No one dared look at Gareth as he wiped away the last traces of ale with his sleeve. Lindsey Fordyce backed into the crowd, dragging Irwin and Little Freddie by their hoods. As the dwarf led Bartholemew into the center of the floor, Gareth took the goblet Blaine offered him and drained it. He knew he should be following Fordyce's blundering path through the hall, but instead found his burning gaze drawn to the top of the stairs.
Gareth stumbled past the door of the chamber he had occupied since he was a boy, then backed up. He groped for the handle. His head rapped the door frame as he ducked through the door. Groaning, he kicked the door shut then stood with head down like an ox ready to charge. The ale he had consumed to blunt his anger might as well have been water. His fury churned anew at the sight before him.
Rowena did not pace before the fire wringing her hands. Nor did she cower at the window, her brow darkened with distress. Instead she lay sleeping, nestled in the center of the vast bed like an angel in a cloud of fur. Her golden hair roamed untrammeled across his pillow. Her brow was smooth and sweet, untroubled by even the hint of fretful dreams. The sheer audacity of it dragged a growl from deep in Gareth's throat.
With one hand, he grasped the edge of the furs beneath her and jerked. Rowena rolled rudely onto the floor.

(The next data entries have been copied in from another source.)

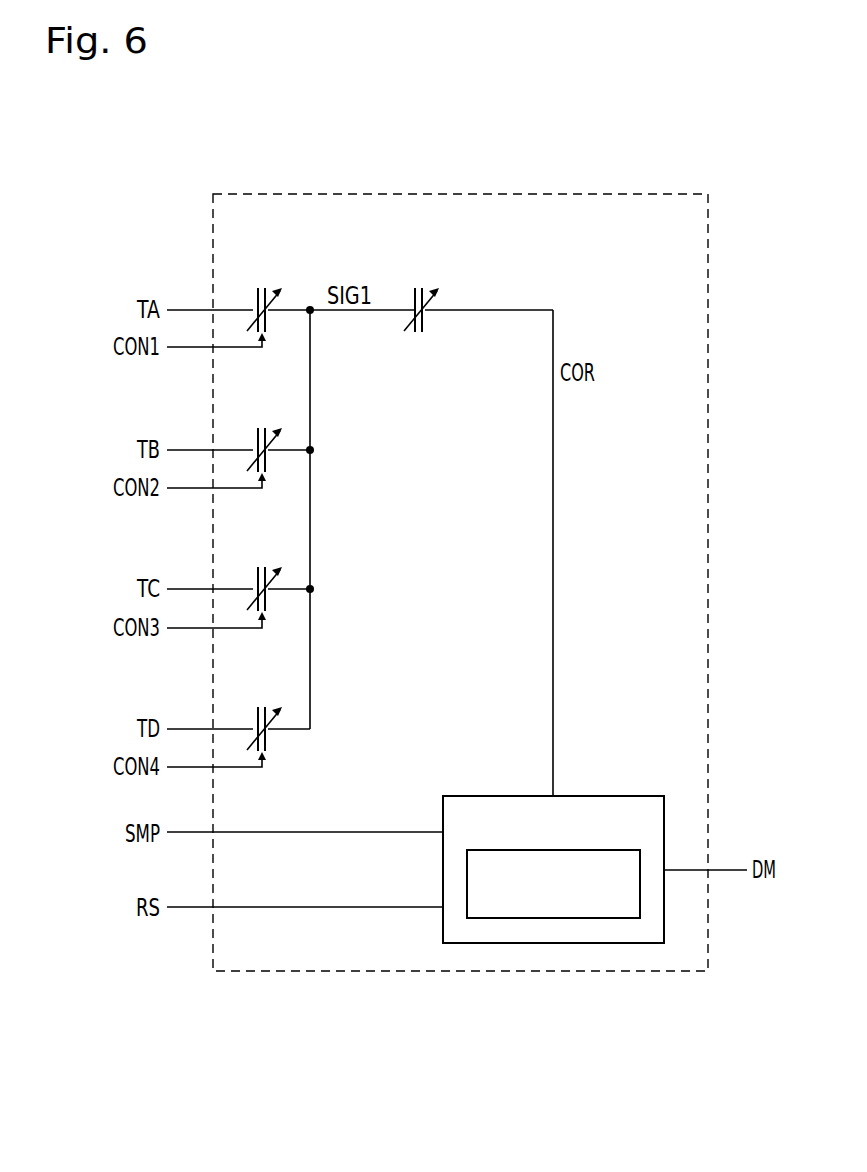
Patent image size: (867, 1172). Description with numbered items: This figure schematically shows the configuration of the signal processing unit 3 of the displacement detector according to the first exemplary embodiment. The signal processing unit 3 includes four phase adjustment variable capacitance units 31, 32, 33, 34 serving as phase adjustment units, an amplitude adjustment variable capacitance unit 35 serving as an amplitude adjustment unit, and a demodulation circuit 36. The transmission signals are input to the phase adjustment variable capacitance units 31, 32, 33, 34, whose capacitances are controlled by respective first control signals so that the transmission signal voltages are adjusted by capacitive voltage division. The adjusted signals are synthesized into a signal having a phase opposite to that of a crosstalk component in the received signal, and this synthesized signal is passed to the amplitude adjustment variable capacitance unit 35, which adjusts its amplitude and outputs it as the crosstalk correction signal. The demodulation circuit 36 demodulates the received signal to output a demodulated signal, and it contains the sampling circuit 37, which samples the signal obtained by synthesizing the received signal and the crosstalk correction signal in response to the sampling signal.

The signal processing unit 3 is at (656, 193).
The phase adjustment variable capacitance unit 31 is at (262, 285).
The phase adjustment variable capacitance unit 32 is at (262, 426).
The phase adjustment variable capacitance unit 33 is at (262, 564).
The phase adjustment variable capacitance unit 34 is at (262, 704).
The amplitude adjustment variable capacitance unit 35 is at (420, 285).
The demodulation circuit 36 is at (514, 944).
The sampling circuit 37 is at (592, 920).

"Ha!" Gareth hoisted the pelts like a flag of triumph.
Rowena sat up, blinking and rubbing her elbow. The sight of Gareth would have quelled his staunchest adversary. He stood with feet slightly apart, his usually impeccable garments rumpled and stained. His hair stood out in wild tufts, untamed by fingers or comb. The scent of danger rolled off him with the scent of ale.
"My bed," he snarled through bared teeth.
He drew his surcoat and tunic over his head before tossing the pelts back toward the bed. Without removing his hose, he threw himself after them. The bed rocked with his weight.
Rowena sat in wide-eyed silence for a moment, pondering his timely disappearance. She shrugged and curled up on the stones with no pelts to cushion or cover her. Shivering, she rolled to her back. She had never realized how many sharp edges the stones possessed. A solid lump poked at the base of her spine. Despite her discomfort, a perverse calm claimed her.
"You had no right," she said softly.
She was hardly aware she had spoken aloud until Gareth's incredulous face appeared over the edge of the bed. "What did you say?"
She met his gaze with perfect serenity. "I said you had no right. To touch me that way in front of my papa."